“LA BELLE HÉLÈNE”

Mrs. Olmsted Morrison to Mrs. Franklin Bennett, Rhinebeck-on-Hudson

Baltimore, October 20th.

MY DEAREST ALMA: As we have been confiding our joys and woes to each other for the last twenty-five years, it is to you I naturally write about this new trial which has come into my life. You will probably think it peu de chose, but I assure you, my dear, that if you really and truly put yourself in my place you will realize that it is an annoyance. Henry’s child has at last written to me that she “has finished her studies for the present” (!) and is coming to America to spend the winter with us. You must see, Alma, that this is slightly appalling. I have never seen her—not since she was a little thing with enormous gray eyes and a freckled nose—and I know absolutely nothing about her except what Henry wrote me from time to time, when he stopped his eternal wanderings long enough to remember he had a sister. But judging by the education he gave her—and I consider it simply deplorable—and the evident taste she had for it, and later for “the higher education of woman,” I feel distressingly positive that I cannot approve of the child. I am very sorry now that I did not make an effort to go to her when her father died in England, five years ago, but she wrote me that she had friends there who were doing everything for her, and that she was coming directly to America to enter college according to her father’s wishes, and that there was really no need to disturb myself about her.

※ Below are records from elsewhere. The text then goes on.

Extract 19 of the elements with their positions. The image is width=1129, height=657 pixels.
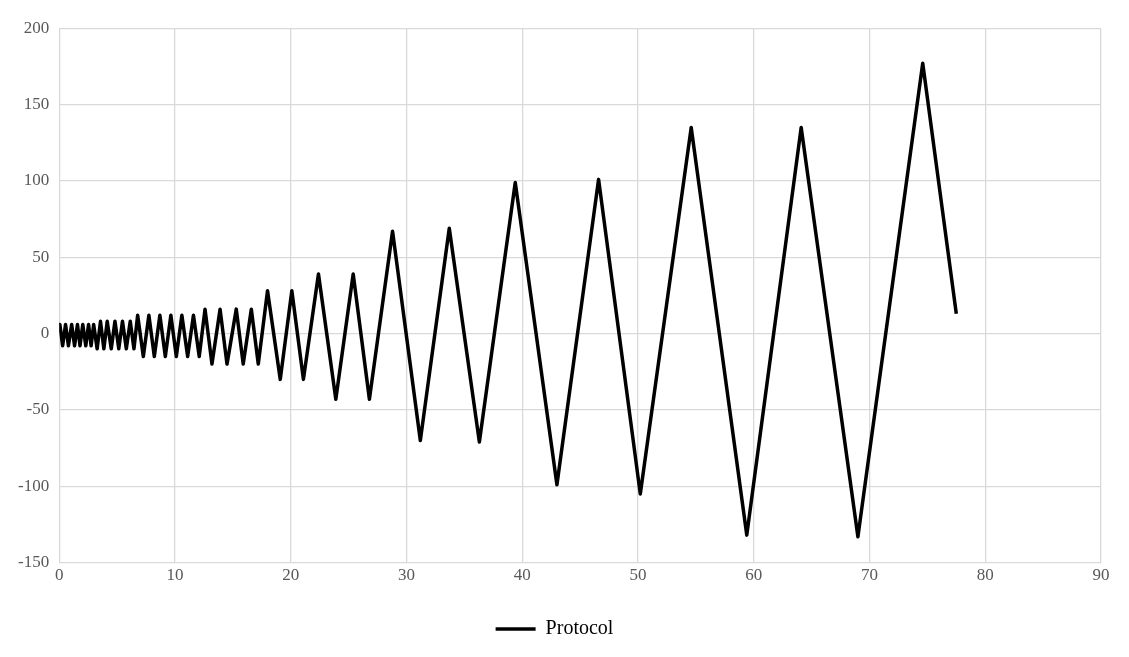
y-tick-label: 0 bbox=[40, 323, 50, 343]
y-tick-label: 100 bbox=[23, 170, 50, 190]
y-tick-label: -150 bbox=[17, 552, 50, 572]
x-tick-label: 80 bbox=[976, 565, 994, 585]
x-tick-label: 40 bbox=[513, 565, 531, 585]
x-tick-label: 50 bbox=[629, 565, 647, 585]
x-tick-label: 20 bbox=[282, 565, 300, 585]
y-tick-label: 150 bbox=[23, 94, 50, 114]
x-tick-label: 30 bbox=[397, 565, 415, 585]
x-tick-label: 90 bbox=[1092, 565, 1110, 585]
y-tick-label: 200 bbox=[23, 17, 50, 37]
x-tick-label: 0 bbox=[54, 565, 64, 585]
y-tick-label: -50 bbox=[26, 399, 50, 419]
legend-label: Protocol bbox=[545, 616, 614, 639]
x-tick-label: 60 bbox=[745, 565, 763, 585]
y-tick-label: 50 bbox=[32, 246, 50, 266]
x-tick-label: 70 bbox=[860, 565, 878, 585]
x-tick-label: 10 bbox=[166, 565, 184, 585]
y-tick-label: -100 bbox=[17, 475, 50, 495]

I could see, Alma, the effect of the independent, strange existence she had led, in that letter. It repelled me. Now, Eleanor, I am sure, would have been completely prostrated, the dear child!

So she came directly to Boston, and I, being so busy with my own preparations for taking Eleanor and Margaret to Paris, simply could not arrange to go on to Boston to see her. As of course you know, we remained abroad four years, and last year, when we returned and I expected to see Helen at last, she wrote me a letter which I got just before leaving Paris, saying that she had decided to go to Oxford for a year to take a course in mathematical astronomy at the Lady Margaret Hall. So we passed each other in mid-ocean.

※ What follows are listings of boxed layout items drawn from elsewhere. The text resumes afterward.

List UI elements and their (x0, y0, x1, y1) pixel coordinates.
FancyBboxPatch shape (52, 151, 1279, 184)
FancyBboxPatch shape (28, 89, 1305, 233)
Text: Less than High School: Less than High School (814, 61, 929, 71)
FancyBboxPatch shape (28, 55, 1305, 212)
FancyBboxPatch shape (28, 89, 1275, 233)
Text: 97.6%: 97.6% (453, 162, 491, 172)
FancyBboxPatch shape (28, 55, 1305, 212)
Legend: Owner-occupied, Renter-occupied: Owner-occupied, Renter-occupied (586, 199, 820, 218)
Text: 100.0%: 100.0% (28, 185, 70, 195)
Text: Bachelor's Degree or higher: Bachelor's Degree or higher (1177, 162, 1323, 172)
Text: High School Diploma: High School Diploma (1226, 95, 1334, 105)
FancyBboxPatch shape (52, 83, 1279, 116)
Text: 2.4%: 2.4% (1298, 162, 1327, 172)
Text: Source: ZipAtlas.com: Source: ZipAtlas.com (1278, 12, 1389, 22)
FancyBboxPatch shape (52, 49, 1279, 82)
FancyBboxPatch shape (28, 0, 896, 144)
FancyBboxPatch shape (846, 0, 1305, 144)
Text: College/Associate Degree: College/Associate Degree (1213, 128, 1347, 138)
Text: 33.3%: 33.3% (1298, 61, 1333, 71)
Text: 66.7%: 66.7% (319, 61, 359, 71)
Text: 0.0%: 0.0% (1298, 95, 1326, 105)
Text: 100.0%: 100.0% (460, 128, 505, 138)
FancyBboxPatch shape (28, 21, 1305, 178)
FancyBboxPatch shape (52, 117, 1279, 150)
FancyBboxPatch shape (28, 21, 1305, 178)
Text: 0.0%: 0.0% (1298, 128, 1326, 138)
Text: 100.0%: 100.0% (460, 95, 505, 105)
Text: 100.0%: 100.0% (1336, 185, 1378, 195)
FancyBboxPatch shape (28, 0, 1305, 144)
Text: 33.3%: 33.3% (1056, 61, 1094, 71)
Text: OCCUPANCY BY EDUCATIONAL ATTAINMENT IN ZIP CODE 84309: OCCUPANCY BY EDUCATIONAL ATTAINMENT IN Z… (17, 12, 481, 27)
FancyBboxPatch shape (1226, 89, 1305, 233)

Fancy, Alma! I knew when I read that letter what kind of a girl she was. One of your hard students, engrossed in books, without one thought for dress or social manners! I am afraid she will prove a severe trial. And just when Eleanor is counting on having such a gay second winter and Margaret is to début. It is a little hard, is it not, dear? Thank Heaven, I shall never have to blame myself as Henry would have to do if he were alive. At least I have seen to it that my daughters have had the education which will fit them to ornament society, the education that I still believe in notwithstanding all this talk of colleges for women and advancement in learning, and college settlements and extensions, and Heaven knows what besides!

My girls have had first, the best of training at Mrs. Meed’s, and then four years at Les Oiseaux, you know. They speak French perfectly, of course, and Margaret has even tried Italian and German. They both ride and drive well, and Eleanor plays and sings very sweetly. But what is the use of my telling you about them when you know them so well?

I only wish, Alma, you could tell me something about Helen! Just think, I have never even seen a photograph of her! It is one of her fads not to have them taken, from which I argue that she is very homely, very opinionated, and very strange. Eleanor has two dozen in different poses, I am sure. The only information I have at all about Helen’s looks is from Margaret, who saw her for an hour in Brookline—it was five years ago—just before we sailed. She had run up to see a Boston friend for a few days, and of course she was very young and has probably forgotten, but she insists that Helen was rather pretty. However, I do not attach the least importance to what Margaret says, because, as you know, she is so good-natured that she always says the best of everyone; and then her tastes are sometimes really deplorable—so unlike Eleanor’s! Besides, her description of Helen does not sound like that of a pretty girl. She says she wore her hair parted and back from her face, and was slightly near-sighted. Think of it, Alma! For the hair, encore passe, Mr. Gibson and Mr. Wenzell have made that so much the fashion lately that one might forgive it; but short-sighted! Eye-glasses! Spectacles perhaps! Hard study since may have completely ruined her eyes. I greatly fear she will show up very badly beside Eleanor’s piquant beauty and Margaret’s freshness.